Here, and at almost every other emotional pivot point, the soundtrack swells with heavenly harmonies supplied by the 65-member Hong Kong Children’s Choir. The youngsters create beautiful sounds but their voices are called upon way too often, and sometimes to the point of irritation.

The tone is much lighter when we next catch up with So (Fung Ho-yeung) as a determined 13-year-old who has speech, handwriting and mobility capabilities that once seemed unattainable. After watching So outrun a gang of bullies in their crowded apartment block, Mom takes the fleet-footed lad to train with Coach Fong (Louis Cheung), a former Paralympian with a trio of appealing runners in his stable.

“Hero” breezes along nicely as So gets to know friendly guy Gai (Mak Pui-tung), oddball Keung (Yeung Wai-lun) and Train Tung (Tony Wu Tsz-tung), a hothead with “issues” about whether So is up to the task. With Mom constantly by his side and offering inspirational words such as “instead of crying hard, run hard,” So rises to the occasion and begins his brilliant career as a member of Hong Kong’s gold medal-winning 4 × 100m team in Atlanta, 1996. Apart from some wobbly background CGI of Olympic arenas, Wan re-creates So’s numerous triumphs on the track with creative camerawork and razor-sharp editing.

The film’s strongest sections deal with economic and emotional realities facing adult So (Leung Chung-hang). After his father (Chin Siu-ho) suffers a debilitating injury, So is forced to abandon training and work as a courier to support his struggling family. The huge discrepancy between what Paralympians and Olympians receive for winning medals is highlighted in rousing public statements by Mom, who demands “equal pay for equal work.” When she secures sponsorship deals through sports agent Victor (comedian Luk Wing-chen, appearing under his Wing6 moniker), So discovers how tough and sometimes demeaning it can be to keep his running dream alive. Toughest of all for So is his thwarted romance with Coach Fung’s daughter, Gill (Chung Suet-ying), who’s been a kind and loyal friend since teenage years. When So finally musters the courage to declare his true feelings, Gill’s brutally honest reply is “you are not the man of my dreams.”
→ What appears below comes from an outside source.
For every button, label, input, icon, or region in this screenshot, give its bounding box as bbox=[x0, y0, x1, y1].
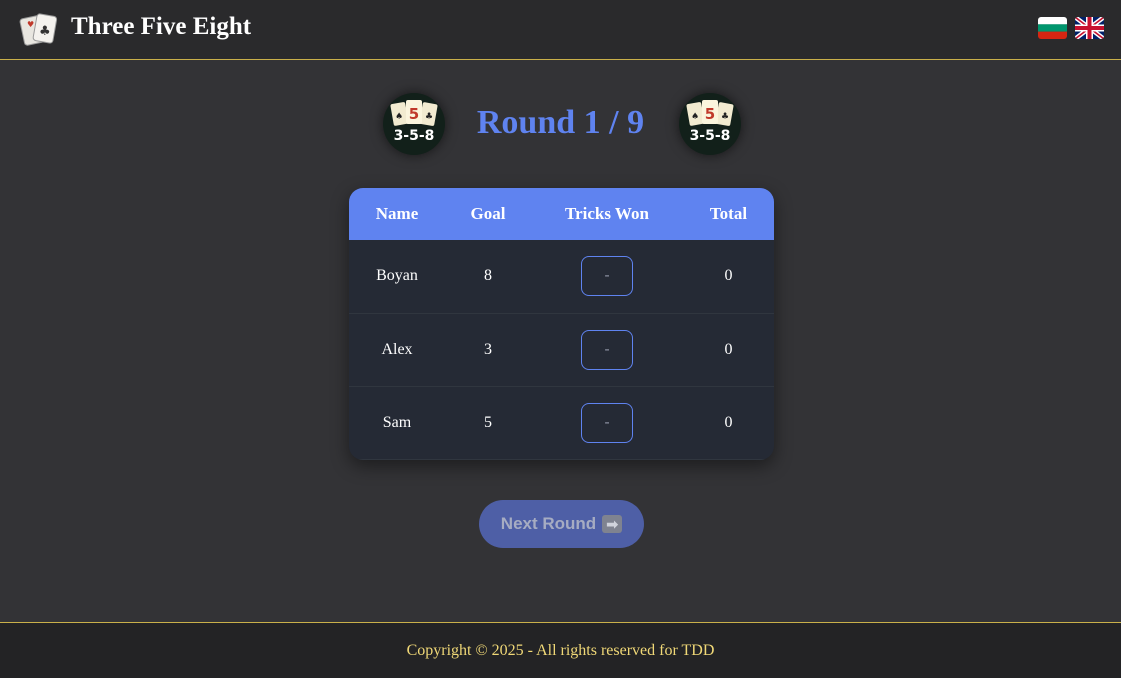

Though characters including So’s father and his resentful kid brother Kin-wai (Locker Lam) are paid far too little attention, and several scenes that begin firmly end up sliding into overripe melodrama, “Hero” is kept on course by excellent lead performances. Stage actor Leung is convincing and affecting as the athlete who simply loves running as fast as he possibly can (So still holds holds the 100- and 200-meter world records in the men’s T36 division). Also serving as the film’s producer, distinguished veteran Ng (“Portland Street Blues,” the “Golden Chicken” movies) commands the screen with an impassioned turn as the mother who must sometimes exercise the toughest of love to get her son over the line both on and off the track.